If we can trust the Halls (who, unlike Otway's friends and Maxwell, burned to "make a good story" of everything and rarely tell one naturally), there was a wild seal legend on Achill. Its resemblance to genuine legends inclines me to accept it at least in outline. Hall premises that seals embody the souls of those lost in the Deluge, doomed to bear this purgation till the world is burned, when they shall be purged and fit for Heaven. People in Achill believe that the animals can resume their human form once in a century. Usually, however, they are believed to be able to change always or at frequent intervals, usually in the dusk or night. John O'Glin of Achill hearing singing on the shore looked over a rock and saw a score of people dancing with a heap of sealskins beside them. A screeching arose and he and they ran to the skins, of which he secured one. Its owner, a fine and beautiful girl, in a loose dress, tied with golden strings, being unable to escape into the sea, was left weeping in his power. He cheered and comforted her, brought her home and got her to consent to marry him. They had several children; she used to eat raw fish, but cooked food for him and the children; she made him promise never to shoot at one of her people, and used to go and talk long with seals on the shore. One day, in his absence, she disappeared; the children grew up "yellow but clever," and the husband used to hear the lost wife singing to him under the sea. He used to sing back to her but, though she used to sob and cry at his song, he never saw her again.[1]

People on Galway Bay, on Inishbofin and on Inishark believe firmly in the Mac Conghaile, or Coneelys, being of seal blood, and regard shooting a seal as murder and eating its flesh as cannibalism. The belief is strong at Lettermullen, Gorumna, Carna and Mace, but it does not (as I have seen) prevent anyone from firing at a seal.

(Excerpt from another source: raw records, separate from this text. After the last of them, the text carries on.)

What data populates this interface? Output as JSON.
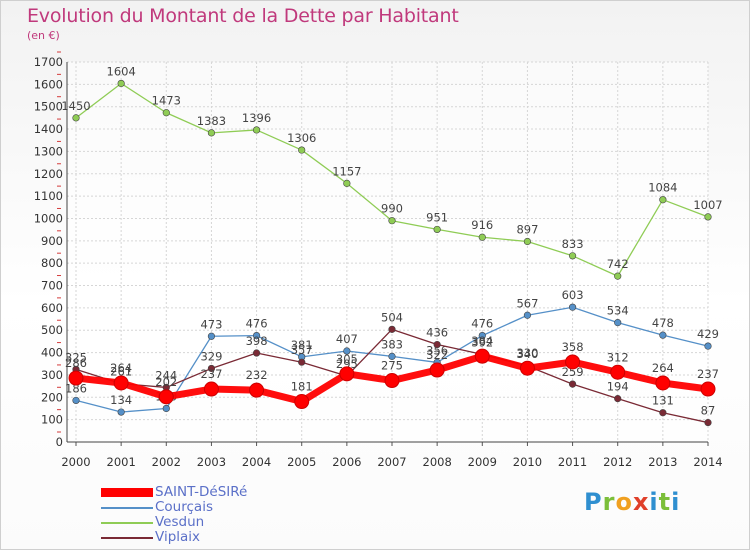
{
  "header": {
    "title": "Evolution du Montant de la Dette par Habitant",
    "subtitle": "(en €)"
  },
  "chart_data": {
    "type": "line",
    "x": [
      "2000",
      "2001",
      "2002",
      "2003",
      "2004",
      "2005",
      "2006",
      "2007",
      "2008",
      "2009",
      "2010",
      "2011",
      "2012",
      "2013",
      "2014"
    ],
    "ylim": [
      0,
      1700
    ],
    "yticks": [
      0,
      100,
      200,
      300,
      400,
      500,
      600,
      700,
      800,
      900,
      1000,
      1100,
      1200,
      1300,
      1400,
      1500,
      1600,
      1700
    ],
    "grid": true,
    "legend_position": "bottom-left",
    "series": [
      {
        "name": "SAINT-DéSIRé",
        "color": "#ff0000",
        "values": [
          286,
          264,
          202,
          237,
          232,
          181,
          305,
          275,
          322,
          384,
          330,
          358,
          312,
          264,
          237
        ]
      },
      {
        "name": "Courçais",
        "color": "#5590c8",
        "values": [
          186,
          134,
          150,
          473,
          476,
          381,
          407,
          383,
          356,
          476,
          567,
          603,
          534,
          478,
          429
        ]
      },
      {
        "name": "Vesdun",
        "color": "#8fcc55",
        "values": [
          1450,
          1604,
          1473,
          1383,
          1396,
          1306,
          1157,
          990,
          951,
          916,
          897,
          833,
          742,
          1084,
          1007
        ]
      },
      {
        "name": "Viplaix",
        "color": "#7a2a35",
        "values": [
          325,
          261,
          244,
          329,
          398,
          357,
          295,
          504,
          436,
          392,
          340,
          259,
          194,
          131,
          87
        ]
      }
    ]
  },
  "brand": {
    "letters": [
      "P",
      "r",
      "o",
      "x",
      "i",
      "t",
      "i"
    ]
  }
}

In Aran we also find the belief, but folk wear a strip of sealskin against colic, to which they are very liable from their food. The Book of Lismore,[2] p. 57, tells a curious legend of St. Brigid

  1. Ireland: its Scenery and Character, Mr. and Mrs. S. C. Hall, iii. (Mayo), p. 408. The story is of course of the star maiden or swan maiden type. See Hartland, Science of Fairy Tales, p. 259.
  2. Lives of the Saints from The Book of Lismore, ed. Whitley Stokes.